GS – Além da questão salarial, que todos os anos fechamos nosso acordo coletivo com a inflação e um percentual acima como ganho real, direto com as empresas. A construção da sede campestre que chamamos de “Paraíso dos Metalúrgicos”. Temos lá cancha de bocha oficial, campo de futebol sete oficial, quadra de areia, área de camping, um salão de jogos. Ninguém paga nada, pois, já está incluído nas mensalidades. Duas praças de brinquedos para as crianças, 246 lugares com bancos embaixo das árvores. Churrasqueiras à vontade em volta do campo. Duas piscinas, uma semi-olímpica e outra para as crianças. A sede fica na BR -471, uns 500m antes do antigo pedágio. Usamos como slogan na sede: ‘Nem só de trabalho vive o homem, precisamos desenvolver nosso lazer para fazer nosso trabalho durante a semana’. A sede foi inaugurada por 1994, pois a área foi comprada em 1991. De 2015 para 2016 fizemos a inauguração do nosso local assistencial que possui dois gabinetes médicos que funcionam o dia todo e três gabinetes dentários, inclusive com raio-X. Temos médico clínico-geral, pediatra, ginecologista, dermatologista. Tudo sem custos para os associados e seus dependentes. Tudo está incluído na mensalidade, o sindicato contribui para a melhora da qualidade de vida dos associados e de seus dependentes. Em 2016 inauguramos nosso auditório, o centro de formação que denominamos Orci  Kuhl, que foi um dos presidentes e fizemos isso como uma forma de homenagear ele por tudo o que fez pelo Sindicato, mesmo ele estando fora há seis anos. 

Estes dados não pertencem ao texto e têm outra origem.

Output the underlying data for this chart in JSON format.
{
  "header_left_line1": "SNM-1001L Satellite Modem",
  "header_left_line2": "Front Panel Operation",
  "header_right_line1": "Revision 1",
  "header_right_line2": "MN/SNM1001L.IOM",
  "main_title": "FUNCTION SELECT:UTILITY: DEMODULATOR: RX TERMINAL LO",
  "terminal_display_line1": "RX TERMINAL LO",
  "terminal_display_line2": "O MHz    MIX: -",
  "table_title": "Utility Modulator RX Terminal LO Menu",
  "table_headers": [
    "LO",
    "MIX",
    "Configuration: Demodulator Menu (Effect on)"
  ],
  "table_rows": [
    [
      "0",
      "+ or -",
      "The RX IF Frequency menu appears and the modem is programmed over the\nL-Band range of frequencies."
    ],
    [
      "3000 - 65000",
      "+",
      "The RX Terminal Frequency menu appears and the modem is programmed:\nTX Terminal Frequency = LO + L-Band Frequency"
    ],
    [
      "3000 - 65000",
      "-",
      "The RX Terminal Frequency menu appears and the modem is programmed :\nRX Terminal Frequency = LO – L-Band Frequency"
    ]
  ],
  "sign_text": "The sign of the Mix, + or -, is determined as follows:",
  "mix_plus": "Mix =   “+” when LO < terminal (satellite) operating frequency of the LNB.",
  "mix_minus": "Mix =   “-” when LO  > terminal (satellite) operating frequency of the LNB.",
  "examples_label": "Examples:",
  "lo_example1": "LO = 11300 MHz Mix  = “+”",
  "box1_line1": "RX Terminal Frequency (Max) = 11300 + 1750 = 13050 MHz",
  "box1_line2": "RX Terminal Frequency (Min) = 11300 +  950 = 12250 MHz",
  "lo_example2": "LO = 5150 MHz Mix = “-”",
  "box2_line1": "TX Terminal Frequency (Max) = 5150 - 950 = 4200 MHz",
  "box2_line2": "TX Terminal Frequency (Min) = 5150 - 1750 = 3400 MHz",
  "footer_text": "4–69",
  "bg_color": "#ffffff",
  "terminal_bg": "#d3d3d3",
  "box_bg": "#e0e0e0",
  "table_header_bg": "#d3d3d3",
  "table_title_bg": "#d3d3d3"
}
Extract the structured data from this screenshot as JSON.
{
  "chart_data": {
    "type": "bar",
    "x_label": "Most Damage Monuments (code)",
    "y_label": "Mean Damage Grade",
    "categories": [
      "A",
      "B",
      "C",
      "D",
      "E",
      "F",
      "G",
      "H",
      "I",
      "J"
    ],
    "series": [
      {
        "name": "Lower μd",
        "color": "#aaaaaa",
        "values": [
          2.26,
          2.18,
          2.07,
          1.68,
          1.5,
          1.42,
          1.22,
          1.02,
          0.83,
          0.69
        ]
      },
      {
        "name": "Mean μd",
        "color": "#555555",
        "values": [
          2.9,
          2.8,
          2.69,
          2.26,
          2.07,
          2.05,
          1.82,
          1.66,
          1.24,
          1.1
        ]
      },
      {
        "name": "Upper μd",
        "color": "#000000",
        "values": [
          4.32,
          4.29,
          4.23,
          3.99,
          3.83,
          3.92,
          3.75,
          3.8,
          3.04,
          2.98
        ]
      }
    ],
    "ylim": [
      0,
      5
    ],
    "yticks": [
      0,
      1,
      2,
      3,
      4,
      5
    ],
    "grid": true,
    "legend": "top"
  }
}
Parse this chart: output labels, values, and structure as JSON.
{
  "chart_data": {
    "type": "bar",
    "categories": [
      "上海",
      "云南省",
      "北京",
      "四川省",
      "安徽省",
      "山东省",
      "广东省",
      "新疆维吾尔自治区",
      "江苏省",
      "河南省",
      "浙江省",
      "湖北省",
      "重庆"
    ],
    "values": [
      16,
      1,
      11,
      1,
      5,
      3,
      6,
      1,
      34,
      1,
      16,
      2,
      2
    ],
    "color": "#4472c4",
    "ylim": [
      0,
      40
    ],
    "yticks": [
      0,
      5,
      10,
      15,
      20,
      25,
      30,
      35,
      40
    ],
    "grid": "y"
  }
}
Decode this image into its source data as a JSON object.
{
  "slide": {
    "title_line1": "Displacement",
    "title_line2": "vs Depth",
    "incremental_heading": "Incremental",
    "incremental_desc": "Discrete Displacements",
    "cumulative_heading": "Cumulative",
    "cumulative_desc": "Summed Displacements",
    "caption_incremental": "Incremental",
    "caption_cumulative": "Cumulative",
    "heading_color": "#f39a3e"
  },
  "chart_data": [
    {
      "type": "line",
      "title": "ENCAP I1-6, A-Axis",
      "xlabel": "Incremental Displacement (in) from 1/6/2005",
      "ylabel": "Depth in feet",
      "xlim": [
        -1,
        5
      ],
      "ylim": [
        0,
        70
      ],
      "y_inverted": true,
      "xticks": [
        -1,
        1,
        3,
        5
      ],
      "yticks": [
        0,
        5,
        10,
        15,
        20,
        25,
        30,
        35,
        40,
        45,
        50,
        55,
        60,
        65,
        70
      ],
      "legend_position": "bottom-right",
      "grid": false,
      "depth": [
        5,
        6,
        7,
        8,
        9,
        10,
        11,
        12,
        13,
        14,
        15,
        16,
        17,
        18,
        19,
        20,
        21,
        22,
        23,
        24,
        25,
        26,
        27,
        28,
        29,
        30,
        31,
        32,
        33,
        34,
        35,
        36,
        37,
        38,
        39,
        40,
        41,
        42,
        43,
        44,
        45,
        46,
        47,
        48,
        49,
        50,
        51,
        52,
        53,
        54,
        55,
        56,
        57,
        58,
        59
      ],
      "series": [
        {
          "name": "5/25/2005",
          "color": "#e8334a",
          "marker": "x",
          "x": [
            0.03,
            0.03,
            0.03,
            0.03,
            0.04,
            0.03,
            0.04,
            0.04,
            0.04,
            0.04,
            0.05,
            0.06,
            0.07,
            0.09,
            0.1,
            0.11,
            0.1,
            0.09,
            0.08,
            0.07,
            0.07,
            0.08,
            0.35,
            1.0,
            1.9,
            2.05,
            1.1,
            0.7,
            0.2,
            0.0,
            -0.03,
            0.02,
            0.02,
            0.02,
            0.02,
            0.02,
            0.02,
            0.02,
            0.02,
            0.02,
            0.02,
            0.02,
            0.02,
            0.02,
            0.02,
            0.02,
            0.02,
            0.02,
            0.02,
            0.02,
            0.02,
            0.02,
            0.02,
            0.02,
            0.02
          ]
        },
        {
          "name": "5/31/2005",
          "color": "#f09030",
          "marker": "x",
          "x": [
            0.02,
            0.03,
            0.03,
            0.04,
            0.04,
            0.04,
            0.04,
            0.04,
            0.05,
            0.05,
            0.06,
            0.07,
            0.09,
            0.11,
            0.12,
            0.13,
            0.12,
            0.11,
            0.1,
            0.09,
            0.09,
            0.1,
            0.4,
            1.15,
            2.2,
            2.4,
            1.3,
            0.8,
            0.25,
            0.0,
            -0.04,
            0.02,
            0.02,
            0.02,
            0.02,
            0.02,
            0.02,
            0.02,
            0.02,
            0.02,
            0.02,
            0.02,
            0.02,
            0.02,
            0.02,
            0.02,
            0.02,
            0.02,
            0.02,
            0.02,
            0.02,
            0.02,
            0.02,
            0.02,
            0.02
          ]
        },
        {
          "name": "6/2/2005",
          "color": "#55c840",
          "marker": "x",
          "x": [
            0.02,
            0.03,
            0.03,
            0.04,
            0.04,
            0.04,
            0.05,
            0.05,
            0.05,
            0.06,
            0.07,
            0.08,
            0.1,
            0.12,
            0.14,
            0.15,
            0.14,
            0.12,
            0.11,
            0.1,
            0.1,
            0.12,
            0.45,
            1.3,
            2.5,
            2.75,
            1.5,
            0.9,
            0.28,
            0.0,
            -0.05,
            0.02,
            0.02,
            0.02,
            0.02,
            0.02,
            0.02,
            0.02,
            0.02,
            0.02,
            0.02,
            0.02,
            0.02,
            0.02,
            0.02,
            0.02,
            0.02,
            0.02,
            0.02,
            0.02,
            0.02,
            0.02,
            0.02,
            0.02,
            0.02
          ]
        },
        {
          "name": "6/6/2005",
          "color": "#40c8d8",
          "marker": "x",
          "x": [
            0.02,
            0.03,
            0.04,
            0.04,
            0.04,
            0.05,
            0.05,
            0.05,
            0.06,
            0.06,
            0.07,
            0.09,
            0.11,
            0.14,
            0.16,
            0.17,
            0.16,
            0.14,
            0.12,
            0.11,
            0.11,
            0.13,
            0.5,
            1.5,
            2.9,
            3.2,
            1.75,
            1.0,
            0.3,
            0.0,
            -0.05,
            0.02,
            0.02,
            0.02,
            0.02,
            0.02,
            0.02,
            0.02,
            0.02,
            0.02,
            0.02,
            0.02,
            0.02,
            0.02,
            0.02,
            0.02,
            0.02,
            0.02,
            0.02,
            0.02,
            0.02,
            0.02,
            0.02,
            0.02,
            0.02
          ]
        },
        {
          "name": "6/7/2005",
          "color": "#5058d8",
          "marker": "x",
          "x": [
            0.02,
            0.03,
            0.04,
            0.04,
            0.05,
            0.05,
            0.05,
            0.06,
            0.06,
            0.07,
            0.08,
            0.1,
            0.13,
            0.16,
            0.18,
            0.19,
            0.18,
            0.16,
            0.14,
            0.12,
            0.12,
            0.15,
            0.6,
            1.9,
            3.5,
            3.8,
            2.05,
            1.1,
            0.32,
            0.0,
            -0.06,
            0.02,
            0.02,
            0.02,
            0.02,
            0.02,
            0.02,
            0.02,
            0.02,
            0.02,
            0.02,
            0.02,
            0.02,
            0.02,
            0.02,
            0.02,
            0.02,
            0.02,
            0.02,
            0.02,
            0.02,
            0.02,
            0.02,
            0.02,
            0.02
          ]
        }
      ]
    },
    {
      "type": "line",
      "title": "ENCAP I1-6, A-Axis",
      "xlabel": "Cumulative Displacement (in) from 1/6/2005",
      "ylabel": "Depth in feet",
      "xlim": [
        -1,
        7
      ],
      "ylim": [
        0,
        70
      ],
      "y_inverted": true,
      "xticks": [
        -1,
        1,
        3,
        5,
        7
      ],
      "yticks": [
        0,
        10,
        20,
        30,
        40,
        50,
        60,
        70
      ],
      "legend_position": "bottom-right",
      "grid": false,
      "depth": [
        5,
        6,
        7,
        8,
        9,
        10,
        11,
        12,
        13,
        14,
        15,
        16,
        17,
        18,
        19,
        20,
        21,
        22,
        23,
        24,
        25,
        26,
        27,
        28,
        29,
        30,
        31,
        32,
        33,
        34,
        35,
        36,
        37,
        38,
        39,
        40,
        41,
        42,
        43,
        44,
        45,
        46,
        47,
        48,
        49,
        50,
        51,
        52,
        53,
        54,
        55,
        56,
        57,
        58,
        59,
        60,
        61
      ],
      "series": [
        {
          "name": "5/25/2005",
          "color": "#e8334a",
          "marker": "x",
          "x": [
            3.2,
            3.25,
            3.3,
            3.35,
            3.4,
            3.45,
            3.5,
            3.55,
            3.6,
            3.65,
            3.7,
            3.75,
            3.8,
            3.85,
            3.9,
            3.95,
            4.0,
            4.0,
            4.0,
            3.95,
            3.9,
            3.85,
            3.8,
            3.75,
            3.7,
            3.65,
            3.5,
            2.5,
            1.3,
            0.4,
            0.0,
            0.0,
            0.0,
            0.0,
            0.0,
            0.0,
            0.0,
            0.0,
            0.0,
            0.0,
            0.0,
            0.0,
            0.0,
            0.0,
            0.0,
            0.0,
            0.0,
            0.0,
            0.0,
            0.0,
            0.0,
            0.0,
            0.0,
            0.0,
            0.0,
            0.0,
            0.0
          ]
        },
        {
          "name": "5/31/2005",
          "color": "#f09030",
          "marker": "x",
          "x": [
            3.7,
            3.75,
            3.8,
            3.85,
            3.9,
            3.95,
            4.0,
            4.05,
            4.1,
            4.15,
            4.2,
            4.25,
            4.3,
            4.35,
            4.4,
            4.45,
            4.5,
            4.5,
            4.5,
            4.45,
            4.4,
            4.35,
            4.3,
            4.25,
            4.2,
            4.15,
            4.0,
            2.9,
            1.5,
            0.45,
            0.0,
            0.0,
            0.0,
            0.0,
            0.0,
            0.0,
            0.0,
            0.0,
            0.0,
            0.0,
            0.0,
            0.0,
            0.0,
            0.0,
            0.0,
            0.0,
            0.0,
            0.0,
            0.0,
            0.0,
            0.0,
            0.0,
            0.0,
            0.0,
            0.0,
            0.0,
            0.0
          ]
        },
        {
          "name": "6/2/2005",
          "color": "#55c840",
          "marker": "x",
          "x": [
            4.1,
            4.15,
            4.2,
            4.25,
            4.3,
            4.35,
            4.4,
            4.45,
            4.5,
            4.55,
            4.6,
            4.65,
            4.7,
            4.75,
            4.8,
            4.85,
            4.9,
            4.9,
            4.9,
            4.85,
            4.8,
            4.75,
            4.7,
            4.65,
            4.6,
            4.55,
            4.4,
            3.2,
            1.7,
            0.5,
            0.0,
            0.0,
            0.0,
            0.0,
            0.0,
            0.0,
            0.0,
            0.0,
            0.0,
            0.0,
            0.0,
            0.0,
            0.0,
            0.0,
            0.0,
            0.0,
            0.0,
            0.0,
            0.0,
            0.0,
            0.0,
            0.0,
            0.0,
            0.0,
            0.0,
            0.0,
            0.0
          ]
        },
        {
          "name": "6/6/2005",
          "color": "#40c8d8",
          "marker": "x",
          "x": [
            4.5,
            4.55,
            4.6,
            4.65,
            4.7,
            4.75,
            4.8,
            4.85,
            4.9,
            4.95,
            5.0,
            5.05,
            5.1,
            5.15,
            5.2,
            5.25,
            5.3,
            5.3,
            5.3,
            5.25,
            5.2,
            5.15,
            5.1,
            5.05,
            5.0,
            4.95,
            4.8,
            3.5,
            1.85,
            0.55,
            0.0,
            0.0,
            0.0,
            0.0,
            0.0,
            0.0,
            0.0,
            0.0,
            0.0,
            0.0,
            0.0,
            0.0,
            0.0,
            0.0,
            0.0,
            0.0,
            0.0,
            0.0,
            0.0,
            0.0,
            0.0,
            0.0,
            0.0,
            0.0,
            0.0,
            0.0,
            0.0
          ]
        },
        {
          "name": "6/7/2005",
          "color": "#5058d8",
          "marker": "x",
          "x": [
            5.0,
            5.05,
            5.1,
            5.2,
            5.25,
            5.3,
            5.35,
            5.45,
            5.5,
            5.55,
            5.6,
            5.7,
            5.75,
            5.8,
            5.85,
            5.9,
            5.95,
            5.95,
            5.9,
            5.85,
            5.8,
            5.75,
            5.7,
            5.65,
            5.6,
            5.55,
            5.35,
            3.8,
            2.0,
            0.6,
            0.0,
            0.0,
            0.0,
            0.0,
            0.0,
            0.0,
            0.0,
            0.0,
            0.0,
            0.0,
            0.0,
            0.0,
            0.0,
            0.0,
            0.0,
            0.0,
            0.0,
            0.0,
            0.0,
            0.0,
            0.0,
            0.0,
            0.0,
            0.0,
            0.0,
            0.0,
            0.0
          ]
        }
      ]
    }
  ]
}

RJ – Em Santa Cruz houve muitas demissões de trabalhadores da área?
GS –
Houve muita demissão na categoria. A categoria sofreu cerca de 30% de baixas desde novembro do ano passado até agora. Vai ser doloroso fazer um acordo, a previsão não é muito boa para esse ano. A crise é estrutural, quem montou foi os grandes empresários que detém o poder da parte econômica. 

RJ – Quais as expectativas para os próximos dias?
GS –
São as assembleias para definir a proposta salarial. Vamos para a plenária estadual no dia 22 de abril, em Porto Alegre, em que vamos apresentar as reivindicações que foram feitas aqui nas assembleias. Queremos lutar pelas 40 horas semanais, em virtude do grande índice de desemprego. E reduzir a jornada de trabalho para manter os empregos, sem redução de salários. E também a alimentação saudável para fortalecer o trabalho do agricultor que tem a sua produção sem agrotóxicos fazendo com que ele possa vender em forma de cesta básica seus produtos para os interessados de dentro das empresas e os restaurantes que servem comida ao nosso trabalhador, queremos que os empresários passem a utilizar comida orgânica para servir aos nossos trabalhadores.